A long time ago I was in a fine relationship but the friends we hung out with at that time all seemed to need their space from their significant others or spouses. Often times it ended up feeling like the girls would get together and completely RAG on the guys while you just knew the other one attached to the one complaining was doing the same. It was like a scheduled time for each side to rag on the other. Really lame!! I never felt that need, and neither did my other at the time, but our friends did and it got extremely old. So now when I think of this splitting up time, it reminds of then. Oh well.
 

katyf13

New member
I do a girls night once a month or so. WE used to go out dancing and what not but now we are old... we usually just do dinner. Mike encourages it. He'll hang out with a buddy that night. I hang out with my closest friends on the occasional week night and weekend day. If I go out with people who are just ragging on their boyfriends, I never join in. Mike's my best friend, I would never bitch about him.
 
6

65rosessamurai

Guest
MyNewfy,
What 'Kind' of fires are you starting with hubby??(LOL!)
I think it's good that even after a year of marriage, the two of you like to do things together. I'm sure many years down the road, you'll still have that, but may also have a few times to want to 'take a break' and go out with your mates once in a while.

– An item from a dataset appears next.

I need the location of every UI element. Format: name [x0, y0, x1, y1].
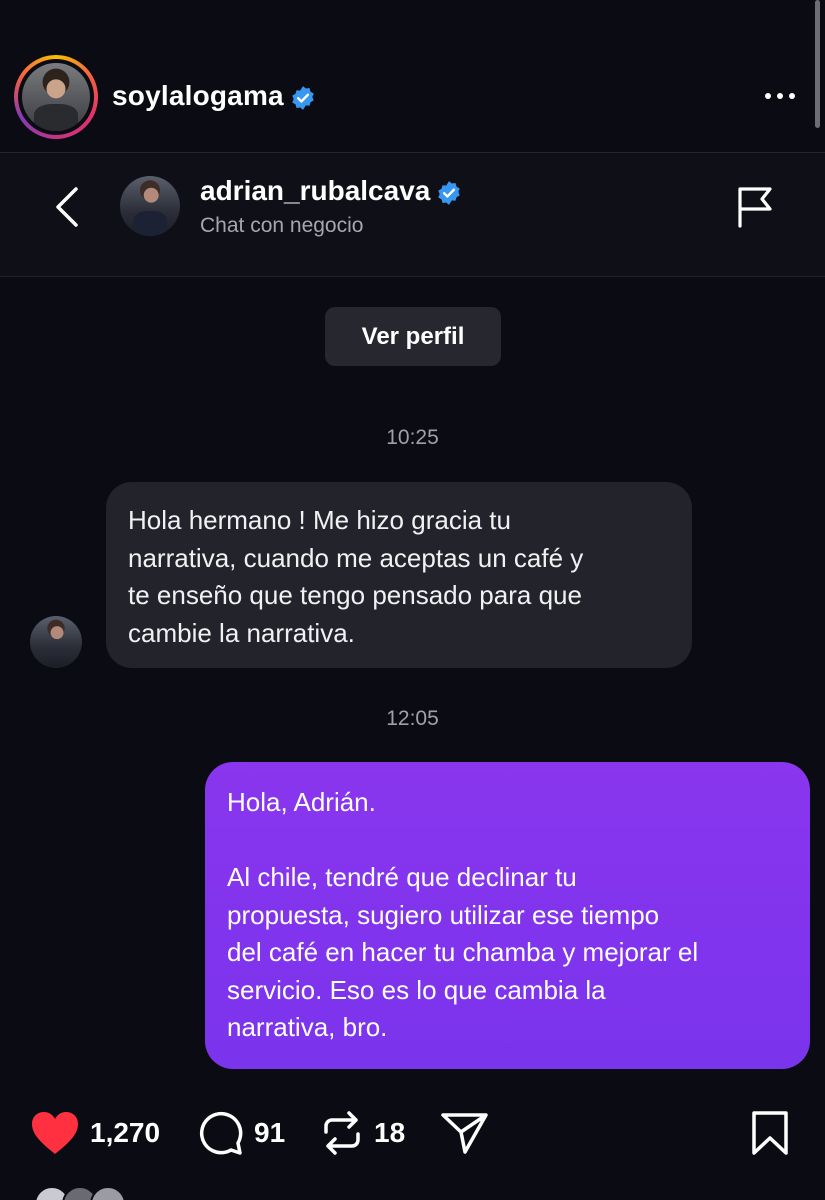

I've been on both sides of the fence, and the first wife would ALWAYS leave me behind!!! She'd been to Tokyo Disneyland at least five times from my knowledge (she could have been there more, that liar!), yet I'd never been there ONCE!
Anytime we went somewhere, she'd always find something to complain about, and blame it on me!! I never could enjoy the places we went because of that.
She'd pull a lot of stunts to which, by the end of the marriage, I hardly knew whether she was coming or going, or who she even was for that matter.

My new wife, Yuka, and I always seem to enjoy our company together wherever we go. Like most couples, we have a few spats, but overall a good time.
The times I like the most with Yuka is when we both are doing something different in the same room; for example, we're both surfing the net. The other day, I pulled out her Casio synthesizer, and while she was pokin' around with it, I was looking at some computer projects to work on, while the two of us were singing a few songs!

But, even though one of us leaves the other one 'behind' a few times, it's because we like a little solitude once in a while to relax with.
 
L

luke

Guest
My wife and I do things apart occasionally. It just seems we would rather do things together than apart. Certainly there are things I do without her, go to a game with the guys or something. But since I don't go to bars anymore(since my PFT's dropped won't go around smoke) its not like I am going out drinking anyway. As for my wife she doesn't do much either, she goes to a movie or shopping with a friend or her sister but that is really it. I think that my wife and I are better friends to each other than we are with anyone else so we just prefer being together than apart. Sounds like you guys are in the same boat.